Tuesday, June 15, 2010

Are Boomers to blame?

An interesting article over at the Burning Platform site - a nicely expressed summary of the widespread sense in the USA that our current crisis is caused by Boomer fecklessness, corporate greed and other cultural and psychological failings. This is the comment I posted:


Nice article but still just a footnote to the culture-wars debate. No real analysis of capitalism as an economic system, so not likely to get to the real nub of the matter. Just as your car is ultimately driven by its underlying engineering and your driving style only affects what it is capable of in relatively small ways, so the basic rules of a capitalist system are clear and simple and all this anger about corporate greed and reckless Boomers is secondary. So are complaints about CEOs offshoring America’s jobs: if you don’t get the basic fact that globalisation is the natural expression of capitalism and completely indifferent to American interests then you are just going to be reduced to another branch of the Tea Party any day now. A capitalist economy pursues the maximum possible ROI – and that is necessarily greater than any sustainable return from the real economy. So this structural requirement for ever-increasing profit will soon cease to be met by any conceivable real economy, especially in peace-time, and the unreal economy, where imaginary values can be made to look real just long enough to cash the cheques, will start to take over. But even the financial sector is only the pure form of capitalism: _all_ sectors of a capitalist economy – including the real economy – will eventually be forced to resort to the same tricks – short-termism, unsustainable debt, insane risks, creative accounting, illusory economics, perpetual motion machines, ridiculous leverage, subsidies to the biggest and richest companies, the constant destruction of (and forced demand for more) goods and services to fight imaginary security threats, and finally just plain dishonesty. Where else are the profits in a mature, free and open economy going to come from?
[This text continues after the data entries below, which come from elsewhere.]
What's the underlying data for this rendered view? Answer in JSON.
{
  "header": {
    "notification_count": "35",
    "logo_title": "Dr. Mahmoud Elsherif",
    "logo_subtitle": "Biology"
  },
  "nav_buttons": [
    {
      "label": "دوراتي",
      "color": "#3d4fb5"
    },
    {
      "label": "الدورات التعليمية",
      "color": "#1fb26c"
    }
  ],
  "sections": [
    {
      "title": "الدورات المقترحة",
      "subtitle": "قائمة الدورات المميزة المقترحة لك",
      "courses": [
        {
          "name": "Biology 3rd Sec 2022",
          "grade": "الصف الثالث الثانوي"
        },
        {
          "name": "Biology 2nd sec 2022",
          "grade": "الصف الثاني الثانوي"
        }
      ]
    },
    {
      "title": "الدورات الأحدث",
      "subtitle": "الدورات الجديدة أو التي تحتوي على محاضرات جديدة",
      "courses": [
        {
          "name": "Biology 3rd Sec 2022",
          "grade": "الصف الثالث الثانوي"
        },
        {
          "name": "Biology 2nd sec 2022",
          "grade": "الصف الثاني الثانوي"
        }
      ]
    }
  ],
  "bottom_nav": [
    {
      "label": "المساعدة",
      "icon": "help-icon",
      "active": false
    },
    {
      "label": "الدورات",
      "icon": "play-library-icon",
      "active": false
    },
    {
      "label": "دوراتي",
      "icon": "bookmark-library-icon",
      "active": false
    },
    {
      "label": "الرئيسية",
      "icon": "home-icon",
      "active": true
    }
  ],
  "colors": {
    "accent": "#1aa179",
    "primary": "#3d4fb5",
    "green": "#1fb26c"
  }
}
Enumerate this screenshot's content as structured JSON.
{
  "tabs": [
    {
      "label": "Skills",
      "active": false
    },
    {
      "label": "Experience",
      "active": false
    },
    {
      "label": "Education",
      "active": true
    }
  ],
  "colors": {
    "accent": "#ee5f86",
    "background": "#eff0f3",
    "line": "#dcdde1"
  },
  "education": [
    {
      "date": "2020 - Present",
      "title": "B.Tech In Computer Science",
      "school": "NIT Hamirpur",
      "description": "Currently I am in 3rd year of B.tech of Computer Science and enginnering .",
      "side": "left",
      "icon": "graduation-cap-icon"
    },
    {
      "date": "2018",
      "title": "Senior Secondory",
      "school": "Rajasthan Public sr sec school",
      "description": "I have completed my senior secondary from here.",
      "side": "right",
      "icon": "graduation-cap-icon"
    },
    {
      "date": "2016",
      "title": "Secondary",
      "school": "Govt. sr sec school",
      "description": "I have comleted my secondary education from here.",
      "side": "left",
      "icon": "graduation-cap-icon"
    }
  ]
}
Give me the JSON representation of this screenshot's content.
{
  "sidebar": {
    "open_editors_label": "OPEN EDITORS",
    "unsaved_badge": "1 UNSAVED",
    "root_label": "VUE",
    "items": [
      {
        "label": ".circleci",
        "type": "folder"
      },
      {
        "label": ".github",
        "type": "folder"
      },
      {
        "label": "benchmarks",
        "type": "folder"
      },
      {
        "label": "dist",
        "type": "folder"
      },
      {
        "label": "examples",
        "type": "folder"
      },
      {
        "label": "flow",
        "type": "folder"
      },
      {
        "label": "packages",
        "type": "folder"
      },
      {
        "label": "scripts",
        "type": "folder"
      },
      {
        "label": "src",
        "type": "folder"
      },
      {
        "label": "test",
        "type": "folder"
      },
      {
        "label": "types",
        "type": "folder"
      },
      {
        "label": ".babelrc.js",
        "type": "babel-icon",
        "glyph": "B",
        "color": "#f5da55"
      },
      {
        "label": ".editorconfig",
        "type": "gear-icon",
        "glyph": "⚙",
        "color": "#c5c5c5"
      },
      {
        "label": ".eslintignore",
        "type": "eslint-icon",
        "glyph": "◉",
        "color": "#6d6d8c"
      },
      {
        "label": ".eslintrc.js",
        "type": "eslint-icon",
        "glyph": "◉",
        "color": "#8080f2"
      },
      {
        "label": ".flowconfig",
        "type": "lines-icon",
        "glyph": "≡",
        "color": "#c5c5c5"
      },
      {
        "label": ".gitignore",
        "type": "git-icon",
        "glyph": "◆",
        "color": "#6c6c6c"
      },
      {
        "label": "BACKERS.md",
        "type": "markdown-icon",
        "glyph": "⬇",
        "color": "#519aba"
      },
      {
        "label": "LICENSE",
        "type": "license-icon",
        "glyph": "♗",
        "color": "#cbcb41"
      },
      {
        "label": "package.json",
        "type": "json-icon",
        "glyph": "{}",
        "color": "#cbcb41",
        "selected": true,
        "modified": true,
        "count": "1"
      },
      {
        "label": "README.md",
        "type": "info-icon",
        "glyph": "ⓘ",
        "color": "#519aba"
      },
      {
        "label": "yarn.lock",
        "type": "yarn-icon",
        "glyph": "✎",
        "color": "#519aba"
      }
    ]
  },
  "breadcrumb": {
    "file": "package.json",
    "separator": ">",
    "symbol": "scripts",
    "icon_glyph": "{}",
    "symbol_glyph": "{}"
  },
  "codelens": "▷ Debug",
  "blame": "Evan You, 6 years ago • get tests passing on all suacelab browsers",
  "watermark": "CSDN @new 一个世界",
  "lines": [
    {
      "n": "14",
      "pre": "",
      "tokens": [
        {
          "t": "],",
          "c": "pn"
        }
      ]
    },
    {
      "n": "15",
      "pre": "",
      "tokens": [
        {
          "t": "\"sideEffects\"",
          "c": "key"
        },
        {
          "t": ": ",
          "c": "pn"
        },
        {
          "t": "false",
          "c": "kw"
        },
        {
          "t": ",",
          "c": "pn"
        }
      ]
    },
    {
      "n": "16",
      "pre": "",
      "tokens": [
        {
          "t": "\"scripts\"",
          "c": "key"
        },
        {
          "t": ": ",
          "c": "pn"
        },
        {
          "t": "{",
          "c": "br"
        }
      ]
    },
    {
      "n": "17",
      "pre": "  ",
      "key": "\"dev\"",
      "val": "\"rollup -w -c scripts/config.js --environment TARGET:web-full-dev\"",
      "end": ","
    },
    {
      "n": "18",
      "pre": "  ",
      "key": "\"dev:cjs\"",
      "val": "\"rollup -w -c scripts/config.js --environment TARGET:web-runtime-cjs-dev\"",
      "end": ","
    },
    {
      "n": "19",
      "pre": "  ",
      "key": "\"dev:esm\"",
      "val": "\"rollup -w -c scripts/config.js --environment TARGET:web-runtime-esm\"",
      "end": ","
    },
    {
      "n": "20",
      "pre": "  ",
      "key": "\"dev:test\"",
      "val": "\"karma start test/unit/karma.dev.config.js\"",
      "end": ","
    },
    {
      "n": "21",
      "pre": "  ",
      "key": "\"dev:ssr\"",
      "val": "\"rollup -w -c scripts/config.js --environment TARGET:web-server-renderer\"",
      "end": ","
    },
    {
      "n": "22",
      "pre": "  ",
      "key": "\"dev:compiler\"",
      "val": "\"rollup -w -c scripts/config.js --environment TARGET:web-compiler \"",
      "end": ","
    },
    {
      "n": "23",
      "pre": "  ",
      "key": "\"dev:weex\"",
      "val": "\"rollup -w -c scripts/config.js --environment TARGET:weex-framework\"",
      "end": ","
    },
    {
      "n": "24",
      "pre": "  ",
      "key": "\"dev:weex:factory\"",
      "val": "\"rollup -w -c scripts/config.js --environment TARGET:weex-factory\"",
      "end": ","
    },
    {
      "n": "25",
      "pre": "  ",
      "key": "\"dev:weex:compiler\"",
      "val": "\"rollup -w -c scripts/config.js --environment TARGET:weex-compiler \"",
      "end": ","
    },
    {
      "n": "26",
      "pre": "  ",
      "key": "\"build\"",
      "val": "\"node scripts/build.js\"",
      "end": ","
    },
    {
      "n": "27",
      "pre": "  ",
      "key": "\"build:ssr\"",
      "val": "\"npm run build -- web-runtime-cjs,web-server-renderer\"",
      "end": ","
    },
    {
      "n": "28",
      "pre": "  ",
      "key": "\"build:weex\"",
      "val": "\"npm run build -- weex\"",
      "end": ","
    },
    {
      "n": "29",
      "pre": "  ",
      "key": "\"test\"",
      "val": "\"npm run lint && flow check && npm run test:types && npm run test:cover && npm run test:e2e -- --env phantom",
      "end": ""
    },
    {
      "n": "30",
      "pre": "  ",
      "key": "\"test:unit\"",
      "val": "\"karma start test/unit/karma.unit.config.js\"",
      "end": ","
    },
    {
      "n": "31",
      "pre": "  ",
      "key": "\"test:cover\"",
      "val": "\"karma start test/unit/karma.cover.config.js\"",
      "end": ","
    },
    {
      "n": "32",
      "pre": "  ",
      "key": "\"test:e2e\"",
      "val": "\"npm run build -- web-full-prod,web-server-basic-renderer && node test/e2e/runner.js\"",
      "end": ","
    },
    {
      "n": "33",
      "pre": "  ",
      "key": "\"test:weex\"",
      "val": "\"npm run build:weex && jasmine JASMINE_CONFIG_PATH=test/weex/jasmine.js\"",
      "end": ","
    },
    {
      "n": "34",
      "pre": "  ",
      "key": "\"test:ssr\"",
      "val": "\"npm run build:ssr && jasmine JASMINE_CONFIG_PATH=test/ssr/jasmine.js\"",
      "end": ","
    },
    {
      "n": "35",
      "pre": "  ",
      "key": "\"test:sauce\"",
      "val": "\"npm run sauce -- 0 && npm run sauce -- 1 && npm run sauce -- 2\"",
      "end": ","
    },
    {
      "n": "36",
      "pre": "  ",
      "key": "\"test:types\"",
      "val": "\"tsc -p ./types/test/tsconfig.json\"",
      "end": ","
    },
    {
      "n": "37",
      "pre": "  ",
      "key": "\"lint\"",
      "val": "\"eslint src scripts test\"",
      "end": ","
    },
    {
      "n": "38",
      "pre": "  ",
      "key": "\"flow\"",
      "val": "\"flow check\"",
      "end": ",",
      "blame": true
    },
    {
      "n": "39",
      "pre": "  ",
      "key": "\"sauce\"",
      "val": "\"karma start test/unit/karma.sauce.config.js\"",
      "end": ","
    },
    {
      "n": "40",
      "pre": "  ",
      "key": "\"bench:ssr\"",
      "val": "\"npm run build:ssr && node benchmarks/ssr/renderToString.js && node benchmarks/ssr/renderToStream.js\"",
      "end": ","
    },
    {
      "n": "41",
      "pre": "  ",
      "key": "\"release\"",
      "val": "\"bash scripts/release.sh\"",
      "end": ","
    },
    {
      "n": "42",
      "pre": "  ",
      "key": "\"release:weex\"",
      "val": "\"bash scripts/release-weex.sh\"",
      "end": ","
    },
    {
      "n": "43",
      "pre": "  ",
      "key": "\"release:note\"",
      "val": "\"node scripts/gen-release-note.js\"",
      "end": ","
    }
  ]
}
Well, you could try being less mature, free and open, but I don’t think that’s a policy direction any of the subscribers to this site would like much – being cheap labour and having a security-obsessed state isn’t much of a future. None of which has anything to do with Boomers or greed or other cultural or psychological explanations. They are the symptoms – along with environmental devastation, the looting of developing countries, the appalling levels of poverty within America itself, the absurd dishonesty of so much of the media and government, and much else. But they are not the disease.

Not, I suspect, very congenial to most of the readers on that site, nor likely to be responded to, but what the hell.